The non-conventional royalty tax is assessed on the cash flow earned by oil companies engaged in oil sand production. Cash flow is equal to the revenues net of both current and capital costs incurred in undertaking the project. Interest expense is not deductible (since it would give undue advantage to investments since capital costs are already expensed) and unused deductions are carried forward to be written off in later years, indexed at the equivalent of the government bond rate (the investment allowance).

Until 2009, a minimum royalty of 1 percent of sales is applied when capital costs are written off but for the analysis below we ignore this payment (where this will have a small impact in increasing the effective tax rate when royalties are treated like taxes). After 2009, the royalty on sales is 1 percent for oil prices below $55 (Canadian dollar price for West Texas Intermediate) but rising up to a maximum of 9 percent when oil prices peak above $120. For this case, the previous equations for conventional oil and gas are relevant in determining the effective tax rate on oil sand investments if the minimum royalty is paid.

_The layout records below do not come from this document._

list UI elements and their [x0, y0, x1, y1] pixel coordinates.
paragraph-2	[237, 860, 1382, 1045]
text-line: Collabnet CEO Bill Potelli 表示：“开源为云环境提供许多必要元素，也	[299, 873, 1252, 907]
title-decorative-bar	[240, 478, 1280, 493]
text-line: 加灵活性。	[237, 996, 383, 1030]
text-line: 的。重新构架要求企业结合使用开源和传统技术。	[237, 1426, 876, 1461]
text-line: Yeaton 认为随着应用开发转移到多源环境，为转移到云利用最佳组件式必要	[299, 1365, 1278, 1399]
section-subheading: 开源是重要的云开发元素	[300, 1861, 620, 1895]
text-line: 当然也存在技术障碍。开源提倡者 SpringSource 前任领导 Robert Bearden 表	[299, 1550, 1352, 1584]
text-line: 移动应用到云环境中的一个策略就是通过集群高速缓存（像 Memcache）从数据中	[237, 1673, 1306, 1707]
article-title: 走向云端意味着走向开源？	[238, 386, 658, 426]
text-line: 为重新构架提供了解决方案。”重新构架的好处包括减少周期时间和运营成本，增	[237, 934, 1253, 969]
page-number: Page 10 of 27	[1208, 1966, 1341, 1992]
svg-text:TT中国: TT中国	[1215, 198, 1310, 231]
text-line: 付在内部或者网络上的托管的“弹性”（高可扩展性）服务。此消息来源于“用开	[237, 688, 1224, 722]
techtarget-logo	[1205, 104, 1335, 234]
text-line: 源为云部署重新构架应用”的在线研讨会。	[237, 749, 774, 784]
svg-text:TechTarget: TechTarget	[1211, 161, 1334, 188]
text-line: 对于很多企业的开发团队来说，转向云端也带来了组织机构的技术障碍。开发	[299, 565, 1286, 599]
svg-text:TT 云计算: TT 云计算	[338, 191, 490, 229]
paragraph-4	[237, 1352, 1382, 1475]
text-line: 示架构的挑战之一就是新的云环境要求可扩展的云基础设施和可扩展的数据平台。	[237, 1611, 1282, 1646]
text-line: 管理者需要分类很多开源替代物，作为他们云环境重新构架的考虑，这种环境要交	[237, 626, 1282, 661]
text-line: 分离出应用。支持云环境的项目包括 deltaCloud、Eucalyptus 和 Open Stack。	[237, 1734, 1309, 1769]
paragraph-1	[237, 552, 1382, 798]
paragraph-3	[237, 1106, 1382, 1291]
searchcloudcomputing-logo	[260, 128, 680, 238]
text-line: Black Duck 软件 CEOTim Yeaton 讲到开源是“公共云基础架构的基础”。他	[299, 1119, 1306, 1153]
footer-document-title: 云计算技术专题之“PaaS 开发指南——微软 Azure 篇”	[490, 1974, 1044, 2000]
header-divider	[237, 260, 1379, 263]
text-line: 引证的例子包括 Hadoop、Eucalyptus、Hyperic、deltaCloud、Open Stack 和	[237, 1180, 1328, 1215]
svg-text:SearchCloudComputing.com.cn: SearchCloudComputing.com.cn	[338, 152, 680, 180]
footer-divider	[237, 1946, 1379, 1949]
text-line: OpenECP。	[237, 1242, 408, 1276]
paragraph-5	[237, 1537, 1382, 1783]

Prior to 2009, the cash flow royalty rate on oil sands was 25 percent and is paid if the amount is more than the minimum royalty as discussed above. Post 2009, the rate varies according to the price of oil. For prices below $55, the royalty rate remains 25 percent. The rate rises by 0.23 percent for each dollar increase in oil prices up to a maximum of 40 percent when prices of oil are more than $120."